The book starts with inspiring stories, many of which we are already familiar with; but when Simberg offers them as contrast to society’s current aversion to risk, it shows starkly how much we’ve changed since setting sail in wooden boats to face a hostile continent.  As Simberg notes:

No frontier in history has ever been opened without risk and loss of human life and the space frontier is no different. That we spend untold billions of dollars in a futile attempt to prevent loss of life is both a barrier to opening the space frontier, and a testament to the lack of national importance of doing so.

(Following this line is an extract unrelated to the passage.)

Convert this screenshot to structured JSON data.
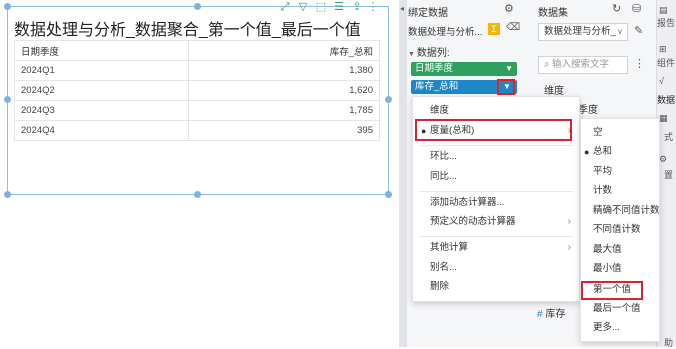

After showing the pitfalls of demanding perfect safety, Simberg raises an important issue. When the nation thought space was important, we were willing to take risks. All modes of transport carry risks, but we accept those risks because we need to get places. So, he asks, why do we need to go to space? He argues that the settlement of space is reason enough. He does not advocate abandoning safety requirements.  He does advocate abandoning the notion that it’s okay for long-haul trackers to suffer more fatalities than astronauts might.

Simberg believes that human settlement is important enough to allow for some measure of risk. Shoemaker’s fiction suggests other reasons:  the desire to explore, and the desire to be first, to win.  Others–like Heinlein did–see space as providing more elbow room, more liberty.  But you can’t get there by making it so expensive you can’t go.

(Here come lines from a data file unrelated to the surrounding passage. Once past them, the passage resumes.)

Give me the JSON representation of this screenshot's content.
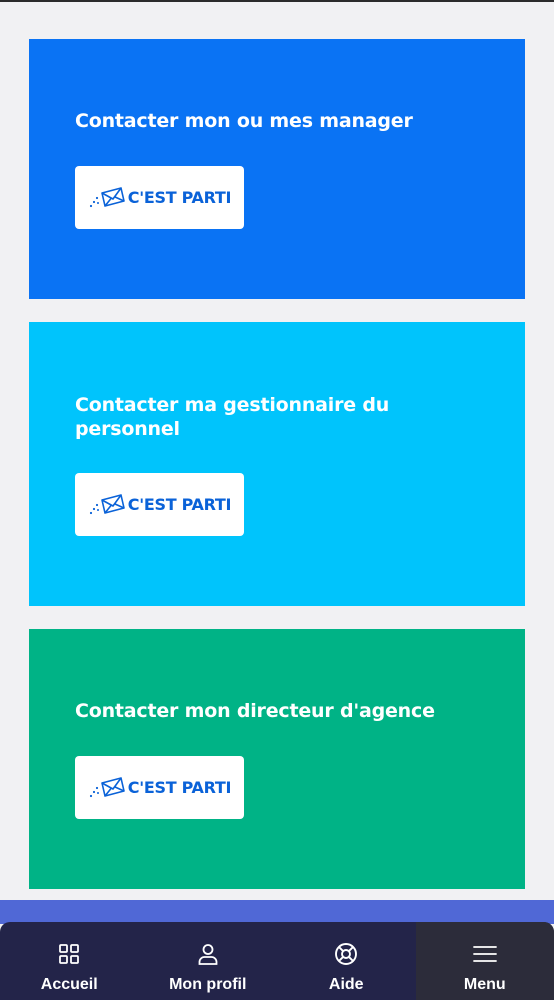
{
  "cards": [
    {
      "title": "Contacter mon ou mes manager",
      "button_label": "C'EST PARTI",
      "button_icon": "envelope-send-icon",
      "color": "#0a73f4"
    },
    {
      "title": "Contacter ma gestionnaire du personnel",
      "button_label": "C'EST PARTI",
      "button_icon": "envelope-send-icon",
      "color": "#00c4fc"
    },
    {
      "title": "Contacter mon directeur d'agence",
      "button_label": "C'EST PARTI",
      "button_icon": "envelope-send-icon",
      "color": "#00b386"
    }
  ],
  "bottom_nav": {
    "items": [
      {
        "label": "Accueil",
        "icon": "grid-icon"
      },
      {
        "label": "Mon profil",
        "icon": "user-icon"
      },
      {
        "label": "Aide",
        "icon": "lifebuoy-icon"
      },
      {
        "label": "Menu",
        "icon": "hamburger-menu-icon",
        "active": true
      }
    ],
    "background": "#232449",
    "active_background": "#2c2c3a"
  },
  "colors": {
    "page_background": "#f1f1f3",
    "accent_band": "#5068d6",
    "button_text": "#0a62d8"
  }
}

I’m not sure that a government program such as NASA’s will be able to fix its issues.  Too many competing interests, from politicians’ concerns over appearances to program managers seeking risk ALARA  (As Low as Reasonably Achievable), render change difficult to impossible.  I set my hopes on the commercial sector.  Even with the FAA’s involvement as a regulator, there is more room for innovation and risk taking on the commercial side, and Congress tries to impose limits on regulatory agencies such as the FAA.  Congress requires the FAA to engage in cost-benefit analyses before imposing safety requirements.  The FAA may not unduly burden small businesses.  It has to seek public comment before finalizing rules.  It’s a different culture.  It’s constraining, too, but not in the same way.  And if a private person is willing to risk his or her life to go to the red planet, NASA shouldn’t have the ability to tell that person to stay in orbit.

So we can hope.

p.s. The rest of the stories in Blue Collar Space are really good, too.

5 thoughts on “Blue Collar Space and the Omnipresence of Risk”

  1. Well said, Laura. I’ll have to give Blue Collar Space a look. Rand’s book indeed gets to the heart of our fundamental societal risk aversion and its decades-long adverse effect on our space efforts.

    1. Thanks, James. Blue Collar Space is definitely worth checking out.

  2. Great, I just bought the Kindle edition of “Blue Collar Space”.